Nescio en de kolonie Tames
1. Huizen 1867
2. Huizen 1907
3. schets J. de Wilde
4. kadaster 1880
5. kadaster 1903
6. topografie 2004
7. luchtfoto 2016
Onderzoek naar de locatie
De locatie waar Tames zich bevond lag tussen de Oud Bussumerweg, en
de Nieuwe Bussumerweg (oorspronkelijk een zandweg), en wordt op de gemeenteplattegrond
aangegeven als Thames en Luchtkasteel.
Ooit stond daar een boerderij die Tames heette, gelegen aan de Oud Bussummerweg.
Het gebied werd daarna ook wel het buurtschap Tames genoemd.
We zijn uitgegaan van de schets van Jan de Wilde uit uit zijn
brief aan Grönloh dd 22 december 1901 (afb.3)
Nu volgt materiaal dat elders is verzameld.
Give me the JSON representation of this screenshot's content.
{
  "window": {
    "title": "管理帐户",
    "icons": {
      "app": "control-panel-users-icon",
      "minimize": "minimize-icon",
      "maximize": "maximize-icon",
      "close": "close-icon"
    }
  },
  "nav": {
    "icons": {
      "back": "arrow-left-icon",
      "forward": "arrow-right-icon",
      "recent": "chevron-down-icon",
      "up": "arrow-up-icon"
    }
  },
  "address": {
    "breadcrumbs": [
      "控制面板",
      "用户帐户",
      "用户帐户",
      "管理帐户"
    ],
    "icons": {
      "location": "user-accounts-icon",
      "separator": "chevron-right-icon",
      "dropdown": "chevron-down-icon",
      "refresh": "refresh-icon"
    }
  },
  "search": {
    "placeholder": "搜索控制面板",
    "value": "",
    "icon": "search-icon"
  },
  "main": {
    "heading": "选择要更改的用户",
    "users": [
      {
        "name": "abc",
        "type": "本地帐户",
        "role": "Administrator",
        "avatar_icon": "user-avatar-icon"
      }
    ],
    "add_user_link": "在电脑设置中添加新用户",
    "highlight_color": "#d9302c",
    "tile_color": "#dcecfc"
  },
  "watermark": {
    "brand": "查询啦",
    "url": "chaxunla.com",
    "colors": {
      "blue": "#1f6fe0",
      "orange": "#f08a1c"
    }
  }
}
en het artikel van M. Heijder "Het buurtschap Tames en Nescio. TVE 13e
jrg. 1995", met daarin voor ons waardevolle aanknopingspunten:
- Het Tolhuis, halte van de stoomtram waarmee vanuit Amsterdam
werd gereisd.
- De namen van de wegen die het gebiedje begrensden, de Binnenweg
naar Bussum
(de latere Oud Bussummerweg) en de Zandweg
(de latere Nieuwe Bussummerweg).
- Het ernaast gelegen landje van 400 roeden, geeft daardoor een indicatie
over de grootte van het Tameslandje. De grootte van de 4 percelen
is ook bekend uit andere bronnen, nl. 1,37 ha.
- Een gedeelte uit de kadasterkaart van de gemeente Huizen uit 1880
(afb.4)en het uittreksel
uit het kadastrale plan van 1903 (afb.5),
met daarop aangegeven 4 naast elkaar gelegen percelen.
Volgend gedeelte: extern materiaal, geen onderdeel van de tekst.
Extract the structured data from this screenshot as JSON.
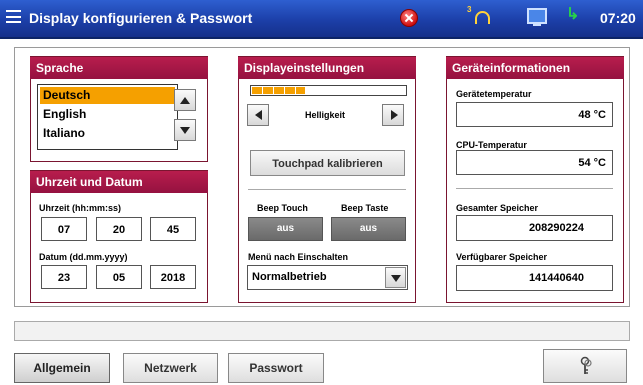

Projectie van de oppervlaktegegevens, de kadasterkaarten en de aangrenzende
wegen resulteerde in een trapeziumvormig gebied, op de kaart blauw aangegeven,
waarbinnen het Tameslandje zich bevond. (afb.6)
Vanaf het tolhuis gingen de jongens te voet via een laantje met aan
weerszijden struikgewas (Jan de Wilde), richting de Zandweg. Dit onverharde
pad liep parallel met een ander pad, de latere Tameslaan.
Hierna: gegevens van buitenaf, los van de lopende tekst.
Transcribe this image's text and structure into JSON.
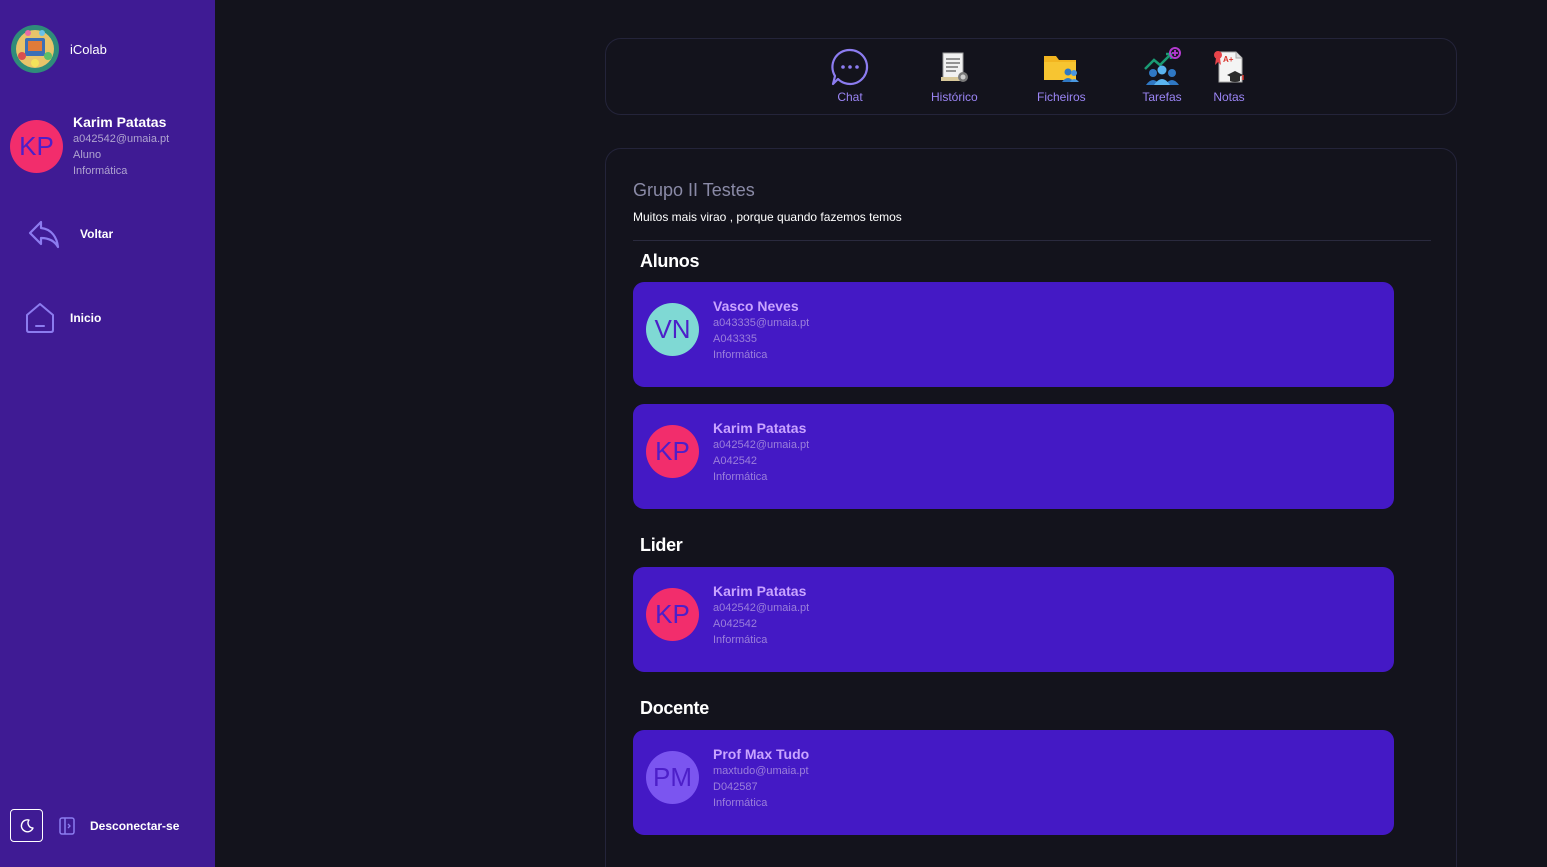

Aangekomen op de Zandweg een stukje rechtsaf arriveerden de jongens
op hun Landje.
De vermoedelijke route is met een blauwe lijn aangegeven.
(afb.6)
- Een moderne luchtfoto (2004) met kavels en bebouwing.
Diverse toponiemen verwijzen naar Tames:
- Naast een boerderij aan de Nieuwe Bussumerweg bevindt zich een bijgebouw
met daarop de naam Tameshoeve.
- Een villa met op het toegangshek de naam Tames, hoek van de Oud Bussummerweg
en de Patrijslaan.
- Op de gemeentelijke plattegrond wordt de Thameslaan vermeld, nu een
bospad.
- Het nabijgelegen dagrecreatieterrein heet Tames, en de bewoners uit
de naaste omgeving spreken over de Tamesheide, grenzend aan het dagrecreatieterrein.
Tames wordt een enkele keer ook als Thames geschreven.
Tekstfragmenten, een keuze
In “De Pionier” van 25 oct.1902 stond in de rubriek “Uit de Kolonies”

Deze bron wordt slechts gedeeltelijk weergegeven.